My identity as a trans person is a good example. There was obviously pressure from society to not be trans. Also, I feel that my family, since it skews fairly traditional, wouldn't understand me deviating from the binary too heavily. Additionally, the queer community (I feel) isn't very good at recognizing AMAB people as being non-binary unless they are feminine presenting. So I feel almost that for security in broader society, I should not be trans. For security with my family and to be taken seriously within the queer community, I should lean fully into being a trans woman, rather than a generally transfem non-binary person. And the question is, if I take away that insecurity, so I felt like I could truly just do what I want forever(tm), where would I end up? Would I want to be more feminine than I am now, or less?
In trying to cultivate security with myself, questions like these are popping up everywhere I look, and I've spent so much time in my life dissociating that I'm not sure how to connect to myself through the anxiety and figure out what the "real" me wants.
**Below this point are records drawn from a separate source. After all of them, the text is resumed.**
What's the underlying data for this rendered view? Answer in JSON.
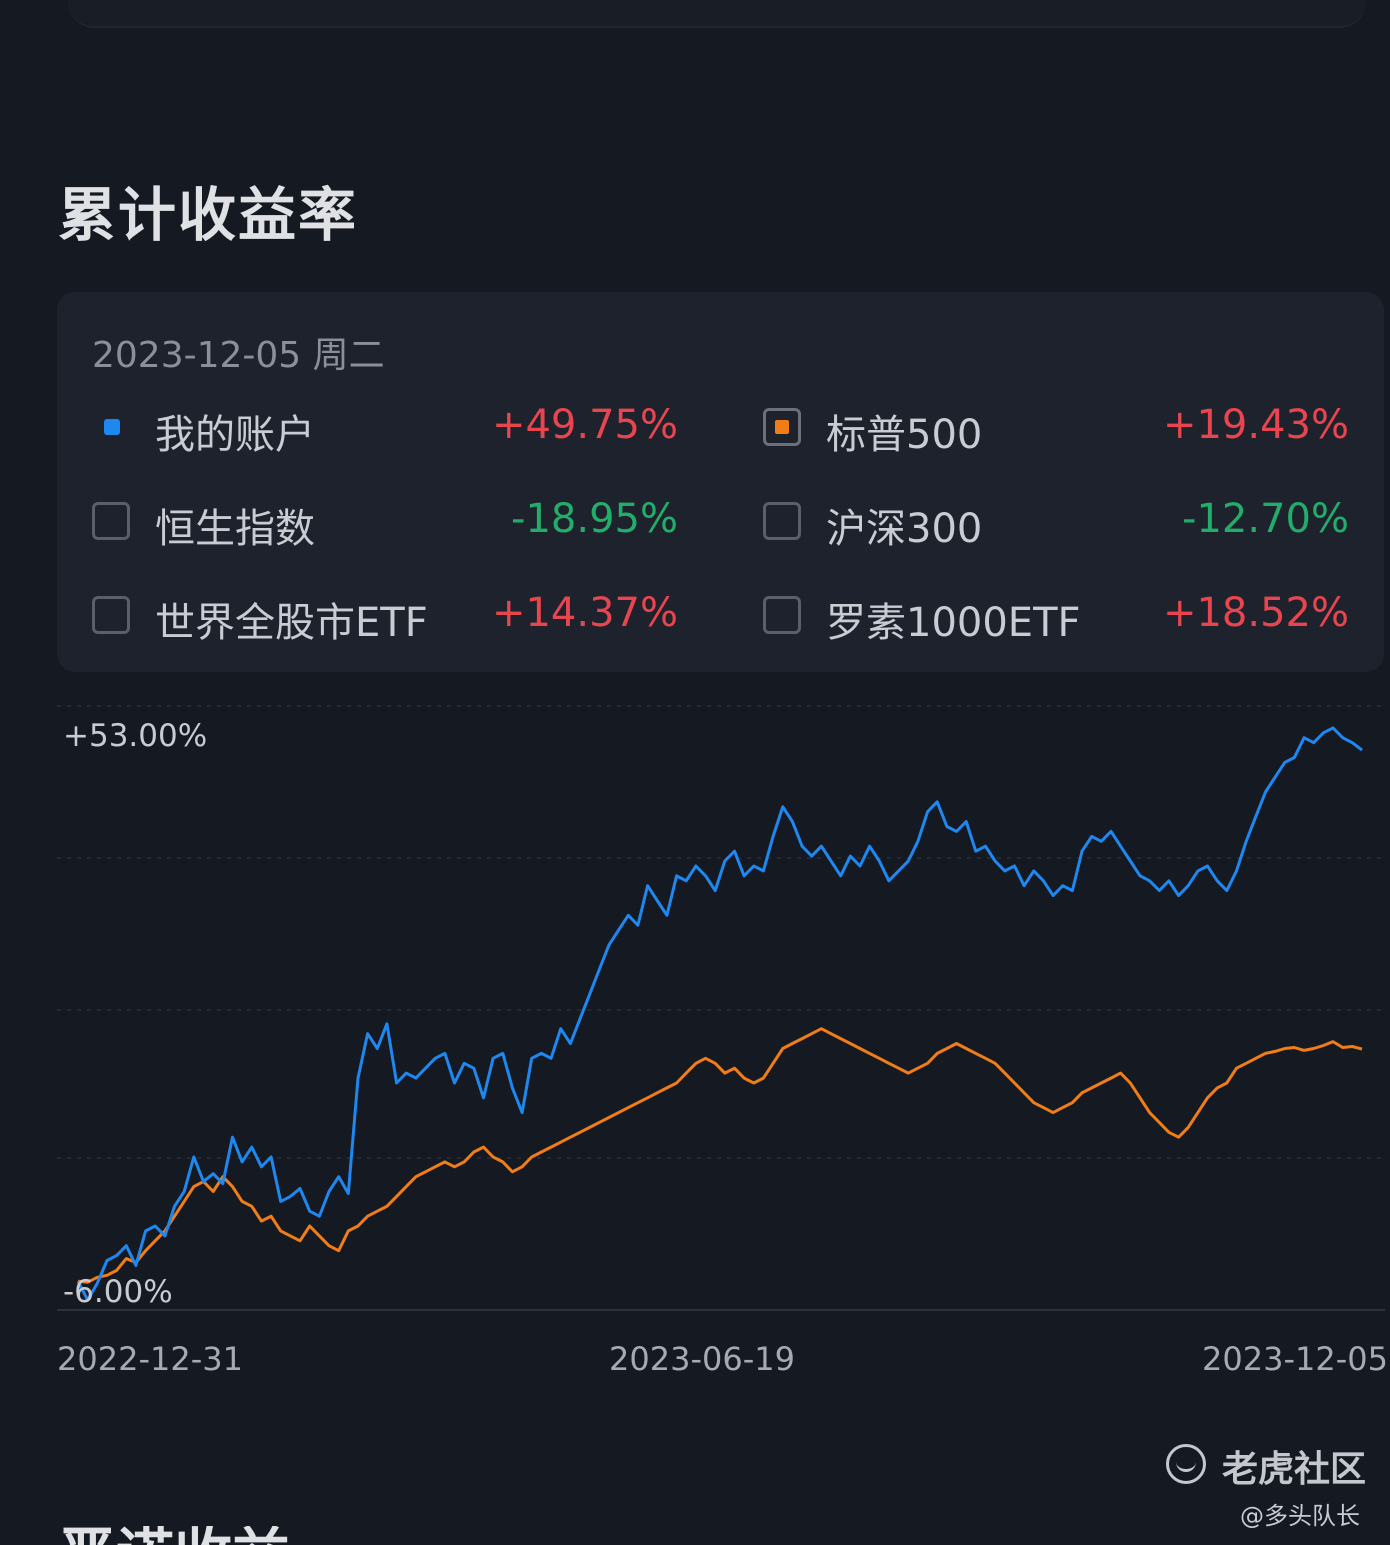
{
  "section": {
    "title": "累计收益率"
  },
  "legend": {
    "date": "2023-12-05 周二",
    "items": [
      {
        "label": "我的账户",
        "value": "+49.75%",
        "marker": "dot",
        "checked": true,
        "color": "#1e88f0",
        "value_color": "#e8454f"
      },
      {
        "label": "标普500",
        "value": "+19.43%",
        "marker": "box",
        "checked": true,
        "color": "#f07d16",
        "value_color": "#e8454f"
      },
      {
        "label": "恒生指数",
        "value": "-18.95%",
        "marker": "box",
        "checked": false,
        "color": "",
        "value_color": "#23ad6b"
      },
      {
        "label": "沪深300",
        "value": "-12.70%",
        "marker": "box",
        "checked": false,
        "color": "",
        "value_color": "#23ad6b"
      },
      {
        "label": "世界全股市ETF",
        "value": "+14.37%",
        "marker": "box",
        "checked": false,
        "color": "",
        "value_color": "#e8454f"
      },
      {
        "label": "罗素1000ETF",
        "value": "+18.52%",
        "marker": "box",
        "checked": false,
        "color": "",
        "value_color": "#e8454f"
      }
    ]
  },
  "chart_data": {
    "type": "line",
    "y_max_label": "+53.00%",
    "y_min_label": "-6.00%",
    "ylim": [
      -6,
      53
    ],
    "x_ticks": [
      "2022-12-31",
      "2023-06-19",
      "2023-12-05"
    ],
    "grid": true,
    "legend": "top",
    "series": [
      {
        "name": "我的账户",
        "color": "#1e88f0",
        "points": [
          [
            0,
            -4.1
          ],
          [
            2,
            -6.0
          ],
          [
            4,
            -4.3
          ],
          [
            6,
            -2.0
          ],
          [
            8,
            -1.5
          ],
          [
            10,
            -0.5
          ],
          [
            12,
            -2.5
          ],
          [
            14,
            1.0
          ],
          [
            16,
            1.5
          ],
          [
            18,
            0.5
          ],
          [
            20,
            3.5
          ],
          [
            22,
            5.0
          ],
          [
            24,
            8.5
          ],
          [
            26,
            6.0
          ],
          [
            28,
            6.8
          ],
          [
            30,
            5.8
          ],
          [
            32,
            10.5
          ],
          [
            34,
            8.0
          ],
          [
            36,
            9.5
          ],
          [
            38,
            7.5
          ],
          [
            40,
            8.5
          ],
          [
            42,
            4.0
          ],
          [
            44,
            4.5
          ],
          [
            46,
            5.3
          ],
          [
            48,
            3.0
          ],
          [
            50,
            2.5
          ],
          [
            52,
            5.0
          ],
          [
            54,
            6.5
          ],
          [
            56,
            4.8
          ],
          [
            58,
            16.5
          ],
          [
            60,
            21.0
          ],
          [
            62,
            19.5
          ],
          [
            64,
            22.0
          ],
          [
            66,
            16.0
          ],
          [
            68,
            17.0
          ],
          [
            70,
            16.5
          ],
          [
            72,
            17.5
          ],
          [
            74,
            18.5
          ],
          [
            76,
            19.0
          ],
          [
            78,
            16.0
          ],
          [
            80,
            18.0
          ],
          [
            82,
            17.5
          ],
          [
            84,
            14.5
          ],
          [
            86,
            18.5
          ],
          [
            88,
            19.0
          ],
          [
            90,
            15.5
          ],
          [
            92,
            13.0
          ],
          [
            94,
            18.5
          ],
          [
            96,
            19.0
          ],
          [
            98,
            18.5
          ],
          [
            100,
            21.5
          ],
          [
            102,
            20.0
          ],
          [
            104,
            22.5
          ],
          [
            106,
            25.0
          ],
          [
            108,
            27.5
          ],
          [
            110,
            30.0
          ],
          [
            112,
            31.5
          ],
          [
            114,
            33.0
          ],
          [
            116,
            32.0
          ],
          [
            118,
            36.0
          ],
          [
            120,
            34.5
          ],
          [
            122,
            33.0
          ],
          [
            124,
            37.0
          ],
          [
            126,
            36.5
          ],
          [
            128,
            38.0
          ],
          [
            130,
            37.0
          ],
          [
            132,
            35.5
          ],
          [
            134,
            38.5
          ],
          [
            136,
            39.5
          ],
          [
            138,
            37.0
          ],
          [
            140,
            38.0
          ],
          [
            142,
            37.5
          ],
          [
            144,
            41.0
          ],
          [
            146,
            44.0
          ],
          [
            148,
            42.5
          ],
          [
            150,
            40.0
          ],
          [
            152,
            39.0
          ],
          [
            154,
            40.0
          ],
          [
            156,
            38.5
          ],
          [
            158,
            37.0
          ],
          [
            160,
            39.0
          ],
          [
            162,
            38.0
          ],
          [
            164,
            40.0
          ],
          [
            166,
            38.5
          ],
          [
            168,
            36.5
          ],
          [
            170,
            37.5
          ],
          [
            172,
            38.5
          ],
          [
            174,
            40.5
          ],
          [
            176,
            43.5
          ],
          [
            178,
            44.5
          ],
          [
            180,
            42.0
          ],
          [
            182,
            41.5
          ],
          [
            184,
            42.5
          ],
          [
            186,
            39.5
          ],
          [
            188,
            40.0
          ],
          [
            190,
            38.5
          ],
          [
            192,
            37.5
          ],
          [
            194,
            38.0
          ],
          [
            196,
            36.0
          ],
          [
            198,
            37.5
          ],
          [
            200,
            36.5
          ],
          [
            202,
            35.0
          ],
          [
            204,
            36.0
          ],
          [
            206,
            35.5
          ],
          [
            208,
            39.5
          ],
          [
            210,
            41.0
          ],
          [
            212,
            40.5
          ],
          [
            214,
            41.5
          ],
          [
            216,
            40.0
          ],
          [
            218,
            38.5
          ],
          [
            220,
            37.0
          ],
          [
            222,
            36.5
          ],
          [
            224,
            35.5
          ],
          [
            226,
            36.5
          ],
          [
            228,
            35.0
          ],
          [
            230,
            36.0
          ],
          [
            232,
            37.5
          ],
          [
            234,
            38.0
          ],
          [
            236,
            36.5
          ],
          [
            238,
            35.5
          ],
          [
            240,
            37.5
          ],
          [
            242,
            40.5
          ],
          [
            244,
            43.0
          ],
          [
            246,
            45.5
          ],
          [
            248,
            47.0
          ],
          [
            250,
            48.5
          ],
          [
            252,
            49.0
          ],
          [
            254,
            51.0
          ],
          [
            256,
            50.5
          ],
          [
            258,
            51.5
          ],
          [
            260,
            52.0
          ],
          [
            262,
            51.0
          ],
          [
            264,
            50.5
          ],
          [
            266,
            49.75
          ]
        ]
      },
      {
        "name": "标普500",
        "color": "#f07d16",
        "points": [
          [
            0,
            -4.1
          ],
          [
            2,
            -4.2
          ],
          [
            4,
            -3.7
          ],
          [
            6,
            -3.5
          ],
          [
            8,
            -3.0
          ],
          [
            10,
            -1.8
          ],
          [
            12,
            -2.2
          ],
          [
            14,
            -1.0
          ],
          [
            16,
            0.0
          ],
          [
            18,
            1.0
          ],
          [
            20,
            2.5
          ],
          [
            22,
            4.0
          ],
          [
            24,
            5.5
          ],
          [
            26,
            6.0
          ],
          [
            28,
            5.0
          ],
          [
            30,
            6.5
          ],
          [
            32,
            5.5
          ],
          [
            34,
            4.0
          ],
          [
            36,
            3.5
          ],
          [
            38,
            2.0
          ],
          [
            40,
            2.5
          ],
          [
            42,
            1.0
          ],
          [
            44,
            0.5
          ],
          [
            46,
            0.0
          ],
          [
            48,
            1.5
          ],
          [
            50,
            0.5
          ],
          [
            52,
            -0.5
          ],
          [
            54,
            -1.0
          ],
          [
            56,
            1.0
          ],
          [
            58,
            1.5
          ],
          [
            60,
            2.5
          ],
          [
            62,
            3.0
          ],
          [
            64,
            3.5
          ],
          [
            66,
            4.5
          ],
          [
            68,
            5.5
          ],
          [
            70,
            6.5
          ],
          [
            72,
            7.0
          ],
          [
            74,
            7.5
          ],
          [
            76,
            8.0
          ],
          [
            78,
            7.5
          ],
          [
            80,
            8.0
          ],
          [
            82,
            9.0
          ],
          [
            84,
            9.5
          ],
          [
            86,
            8.5
          ],
          [
            88,
            8.0
          ],
          [
            90,
            7.0
          ],
          [
            92,
            7.5
          ],
          [
            94,
            8.5
          ],
          [
            96,
            9.0
          ],
          [
            98,
            9.5
          ],
          [
            100,
            10.0
          ],
          [
            102,
            10.5
          ],
          [
            104,
            11.0
          ],
          [
            106,
            11.5
          ],
          [
            108,
            12.0
          ],
          [
            110,
            12.5
          ],
          [
            112,
            13.0
          ],
          [
            114,
            13.5
          ],
          [
            116,
            14.0
          ],
          [
            118,
            14.5
          ],
          [
            120,
            15.0
          ],
          [
            122,
            15.5
          ],
          [
            124,
            16.0
          ],
          [
            126,
            17.0
          ],
          [
            128,
            18.0
          ],
          [
            130,
            18.5
          ],
          [
            132,
            18.0
          ],
          [
            134,
            17.0
          ],
          [
            136,
            17.5
          ],
          [
            138,
            16.5
          ],
          [
            140,
            16.0
          ],
          [
            142,
            16.5
          ],
          [
            144,
            18.0
          ],
          [
            146,
            19.5
          ],
          [
            148,
            20.0
          ],
          [
            150,
            20.5
          ],
          [
            152,
            21.0
          ],
          [
            154,
            21.5
          ],
          [
            156,
            21.0
          ],
          [
            158,
            20.5
          ],
          [
            160,
            20.0
          ],
          [
            162,
            19.5
          ],
          [
            164,
            19.0
          ],
          [
            166,
            18.5
          ],
          [
            168,
            18.0
          ],
          [
            170,
            17.5
          ],
          [
            172,
            17.0
          ],
          [
            174,
            17.5
          ],
          [
            176,
            18.0
          ],
          [
            178,
            19.0
          ],
          [
            180,
            19.5
          ],
          [
            182,
            20.0
          ],
          [
            184,
            19.5
          ],
          [
            186,
            19.0
          ],
          [
            188,
            18.5
          ],
          [
            190,
            18.0
          ],
          [
            192,
            17.0
          ],
          [
            194,
            16.0
          ],
          [
            196,
            15.0
          ],
          [
            198,
            14.0
          ],
          [
            200,
            13.5
          ],
          [
            202,
            13.0
          ],
          [
            204,
            13.5
          ],
          [
            206,
            14.0
          ],
          [
            208,
            15.0
          ],
          [
            210,
            15.5
          ],
          [
            212,
            16.0
          ],
          [
            214,
            16.5
          ],
          [
            216,
            17.0
          ],
          [
            218,
            16.0
          ],
          [
            220,
            14.5
          ],
          [
            222,
            13.0
          ],
          [
            224,
            12.0
          ],
          [
            226,
            11.0
          ],
          [
            228,
            10.5
          ],
          [
            230,
            11.5
          ],
          [
            232,
            13.0
          ],
          [
            234,
            14.5
          ],
          [
            236,
            15.5
          ],
          [
            238,
            16.0
          ],
          [
            240,
            17.5
          ],
          [
            242,
            18.0
          ],
          [
            244,
            18.5
          ],
          [
            246,
            19.0
          ],
          [
            248,
            19.2
          ],
          [
            250,
            19.5
          ],
          [
            252,
            19.6
          ],
          [
            254,
            19.3
          ],
          [
            256,
            19.5
          ],
          [
            258,
            19.8
          ],
          [
            260,
            20.2
          ],
          [
            262,
            19.6
          ],
          [
            264,
            19.7
          ],
          [
            266,
            19.43
          ]
        ]
      }
    ]
  },
  "watermark": {
    "brand": "老虎社区",
    "author": "@多头队长"
  },
  "next_section": {
    "title_peek": "晋诺收益"
  }
}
In the case of my last post about music, for example, I'm insecure about not being good enough for music and too anxious for performance, but I also don't want to be a stay-at-home loser. Being a cool musician has a sense of security to it. Another example, connecting back to Polysecure: Fern notes that couples sometimes substitute structural security for attachment security - using their status as a married couple or owning a house together as something to draw security from, when they should be drawing it from trust in the relationship. Is my resistance to polyamory rooted in this, feeling that the relationship is more secure when it's structured monogamously? Would I be okay with being poly if my partner(s) made me feel loved and secure and like I wasn't going to be abandoned again, without having structural limits (like marriage or owning a house together) that make abandonment practically difficult?
Would I want polyamory if I had that security? or do I want monogamy independent of the insecurity? Who am I at all, independent of the anxiety and insecurity?